EXERCISES
1. Make a list of five topics of which you know so little that you would have to secure information by interviews.
2. Of these choose two, define your opinion or feeling in each, and tell to whom you could apply for material.
3. Choose one dealing with some topic of current interest in your locality; define your own opinion or feeling, and tell to whom you could apply for material.
4. Explain exactly why you name this person.
5. Prepare a set of questions to bring out material to support your position.
6. Prepare some questions to draw out material to dispose of other views.
7. Interview some person upon one of the foregoing topics or a different one, and in a speech present this material before the class.
8. In general discussion comment on the authorities reported and the material presented.
Reading. The best way and the method most employed for gathering material is reading. Every user of material in speeches must depend upon his reading for the greatest amount of his knowledge. The old expression “reading law” shows how most legal students secured the information upon which their later practice was based.
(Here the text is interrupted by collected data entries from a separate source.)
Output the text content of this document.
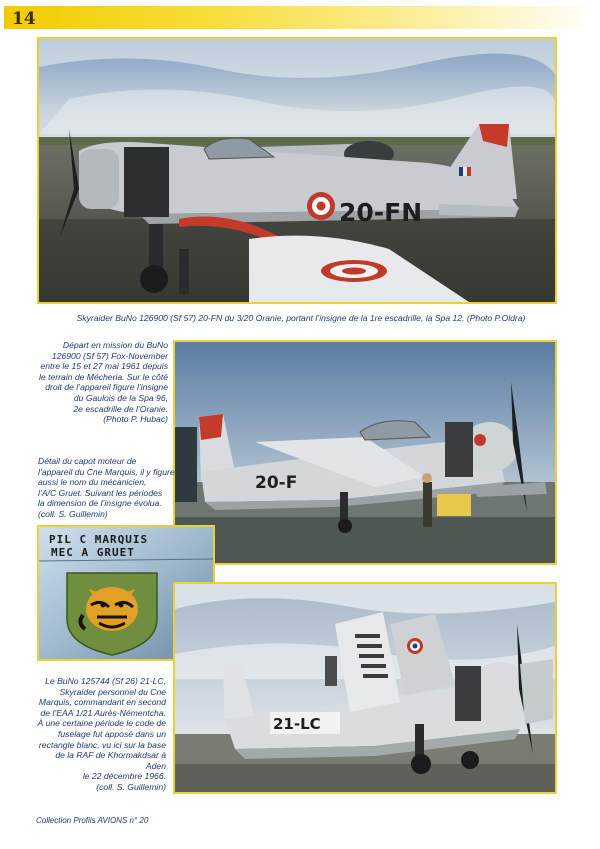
14
20-FN
Skyraider BuNo 126900 (Sf 57) 20-FN du 3/20 Oranie, portant l’insigne de la 1re escadrille, la Spa 12. (Photo P.Oldra)
Départ en mission du BuNo
126900 (Sf 57) Fox-November
entre le 15 et 27 mai 1961 depuis
le terrain de Mécheria. Sur le côté
droit de l’appareil figure l’insigne
du Gaulois de la Spa 96,
2e escadrille de l’Oranie.
(Photo P. Hubac)
20-F
Détail du capot moteur de
l’appareil du Cne Marquis, il y figure
aussi le nom du mécanicien,
l’A/C Gruet. Suivant les périodes
la dimension de l’insigne évolua.
(coll. S. Guillemin)
PIL C MARQUIS
MEC A GRUET
21-LC
Le BuNo 125744 (Sf 26) 21-LC,
Skyraider personnel du Cne
Marquis, commandant en second
de l’EAA 1/21 Aurès-Némentcha.
À une certaine période le code de
fuselage fut apposé dans un
rectangle blanc, vu ici sur la base
de la RAF de Khormakdsar à Aden
le 22 décembre 1966.
(coll. S. Guillemin)
Collection Profils AVIONS n° 20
Nearly all real study of any kind depends upon wide and careful reading.
Reading, in the sense here used, differs widely from the entertaining perusal of current magazines, or the superficial skimming through short stories or novels. Reading for material is done with a more serious purpose than merely killing time, and is regulated according to certain methods which have been shown to produce the best results for the effort and time expended.
The speaker reads for the single purpose of securing material to serve his need in delivered remarks. He has a definite aim. He must know how to serve that end. Not everyone who can follow words upon a printed page can read in this sense. He must be able to read, understand, select, and retain. The direction is heard in some churches to “read, mark, learn, and inwardly digest.” This is a picturesque phrasing of the same principles.
You must know how to read. Have you often in your way through a book suddenly realized at the bottom of a page that you haven’t the slightest recollection of what your eye has been over? You may have felt this same way after finishing a chapter. People often read poetry in this manner. This is not really reading. The speaker who reads for material must concentrate. If he reaches the bottom of a page without an idea, he must go back to get it. It is better not to read too rapidly the first time, in order to save this repetition. The ability to read is trained in exactly the same way as any other ability. Accuracy first, speed later. Perhaps the most prevalent fault of students of all kinds is lack of concentration.